Overcoming Complexity in Systems Biology Modeling and Simulation

Advances in high-precision and high-throughput biochemical measurement have generated overwhelming amounts of molecular and cellular data. To make sense of this biological information, computational approaches for building and exploring models of cellular function are needed. Here I present methods and software that confront three of the most pressing computational challenges facing biological modeling: 1) managing the enormous numbers of possible molecular interactions, 2) coarse-graining complex reaction mechanisms in a flexible and efficient manner, and 3) merging multiple biological representations and simulation methods to construct multiscale models. The result is two new computational modeling platforms: NFsim and the Hive. NFsim is a biochemical reaction simulator which uses a rule- and agent-based approach to simulate the dynamics of large biochemical reaction networks. NFsim also addresses difficulties in coarse-graining by providing the capability to incorporate steady-state approximations, molecular cooperativity, and logical constraints in kinetic models. The Hive is a scalable software framework designed for constructing multiscale biological models. Its key feature is a general interface for merging multiple biological representations and simulation methods, for instance, to couple a stochastic intracellular signaling model with partial differential equations describing extracellular diffusion.
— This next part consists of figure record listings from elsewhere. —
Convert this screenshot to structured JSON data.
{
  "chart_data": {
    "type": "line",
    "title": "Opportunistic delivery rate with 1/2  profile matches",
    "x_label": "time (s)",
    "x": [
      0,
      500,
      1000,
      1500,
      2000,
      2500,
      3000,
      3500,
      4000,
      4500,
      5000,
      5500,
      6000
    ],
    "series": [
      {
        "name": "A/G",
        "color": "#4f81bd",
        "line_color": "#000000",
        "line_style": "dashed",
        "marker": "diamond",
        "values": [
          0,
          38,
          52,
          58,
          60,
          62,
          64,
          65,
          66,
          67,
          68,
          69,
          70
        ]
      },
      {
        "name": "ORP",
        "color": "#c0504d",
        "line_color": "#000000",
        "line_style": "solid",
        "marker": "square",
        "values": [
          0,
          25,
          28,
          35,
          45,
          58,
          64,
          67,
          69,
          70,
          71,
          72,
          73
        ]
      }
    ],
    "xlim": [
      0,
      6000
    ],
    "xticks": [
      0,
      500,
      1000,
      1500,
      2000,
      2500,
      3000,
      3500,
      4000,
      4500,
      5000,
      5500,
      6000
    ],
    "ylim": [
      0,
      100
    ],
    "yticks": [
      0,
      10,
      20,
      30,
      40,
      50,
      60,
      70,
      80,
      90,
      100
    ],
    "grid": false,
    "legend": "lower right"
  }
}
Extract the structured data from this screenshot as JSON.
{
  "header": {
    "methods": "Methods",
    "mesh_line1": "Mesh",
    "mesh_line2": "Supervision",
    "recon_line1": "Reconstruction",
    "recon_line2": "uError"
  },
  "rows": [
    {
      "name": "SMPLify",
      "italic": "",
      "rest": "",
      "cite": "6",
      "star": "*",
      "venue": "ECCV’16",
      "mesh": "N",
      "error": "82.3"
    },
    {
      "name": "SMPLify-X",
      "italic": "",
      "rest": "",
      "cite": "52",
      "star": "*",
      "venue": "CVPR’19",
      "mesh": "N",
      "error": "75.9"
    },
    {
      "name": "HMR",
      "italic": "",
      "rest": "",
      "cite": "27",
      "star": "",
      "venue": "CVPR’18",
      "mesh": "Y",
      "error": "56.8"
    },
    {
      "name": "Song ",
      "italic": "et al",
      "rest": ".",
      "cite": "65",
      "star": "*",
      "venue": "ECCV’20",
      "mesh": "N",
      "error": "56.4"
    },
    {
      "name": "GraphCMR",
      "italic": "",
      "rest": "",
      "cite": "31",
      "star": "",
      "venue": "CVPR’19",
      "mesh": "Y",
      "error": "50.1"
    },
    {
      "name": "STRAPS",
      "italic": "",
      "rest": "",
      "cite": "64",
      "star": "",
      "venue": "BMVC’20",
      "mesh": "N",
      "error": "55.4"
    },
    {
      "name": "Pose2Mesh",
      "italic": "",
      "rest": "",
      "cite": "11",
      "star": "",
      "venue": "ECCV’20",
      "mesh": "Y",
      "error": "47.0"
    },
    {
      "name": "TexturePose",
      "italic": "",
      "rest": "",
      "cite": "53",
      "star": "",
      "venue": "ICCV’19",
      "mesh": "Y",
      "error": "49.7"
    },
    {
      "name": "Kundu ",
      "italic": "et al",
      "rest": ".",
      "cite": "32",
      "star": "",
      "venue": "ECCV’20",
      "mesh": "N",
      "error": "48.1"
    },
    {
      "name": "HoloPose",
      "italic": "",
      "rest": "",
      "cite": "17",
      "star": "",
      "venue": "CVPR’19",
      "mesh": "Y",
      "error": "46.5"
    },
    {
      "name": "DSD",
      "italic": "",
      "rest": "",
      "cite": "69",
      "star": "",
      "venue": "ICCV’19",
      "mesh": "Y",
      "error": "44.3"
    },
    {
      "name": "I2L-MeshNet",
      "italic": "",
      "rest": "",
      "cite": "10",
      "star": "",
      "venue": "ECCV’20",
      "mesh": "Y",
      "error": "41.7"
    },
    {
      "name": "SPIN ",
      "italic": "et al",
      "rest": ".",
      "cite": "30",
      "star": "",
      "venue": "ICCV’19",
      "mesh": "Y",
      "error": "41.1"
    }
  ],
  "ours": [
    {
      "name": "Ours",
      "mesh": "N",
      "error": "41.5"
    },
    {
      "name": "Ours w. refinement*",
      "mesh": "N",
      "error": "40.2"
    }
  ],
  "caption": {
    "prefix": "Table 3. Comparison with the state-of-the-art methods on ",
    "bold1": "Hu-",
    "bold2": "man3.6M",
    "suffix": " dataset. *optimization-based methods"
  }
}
I demonstrate the advantages of NFsim and the Hive across a wide range of biological systems, including signaling in the immune system, polymerization of actin filaments, genetic regulatory networks, and microbial signaling pathways. The culmination of this thesis is an extended analysis of the effects of multiple flagellar motors and molecular noise on bacterial chemotaxis. By using experimentally calibrated models of chemotactic bacteria developed with NFsim and the Hive, I illustrate how signaling noise in the pathway is predicted to coordinate the switching statistics of multiple flagellar motors and improve chemotactic response to shallow gradients of attractants. This counter-intuitive, noise-enhanced response is possible because noise not only affects signal processing, but also modifies the motion of a bacterium and the statistics of gradient sampling. These results have important general implications for how noise influences other signal transduction and gradient detection systems.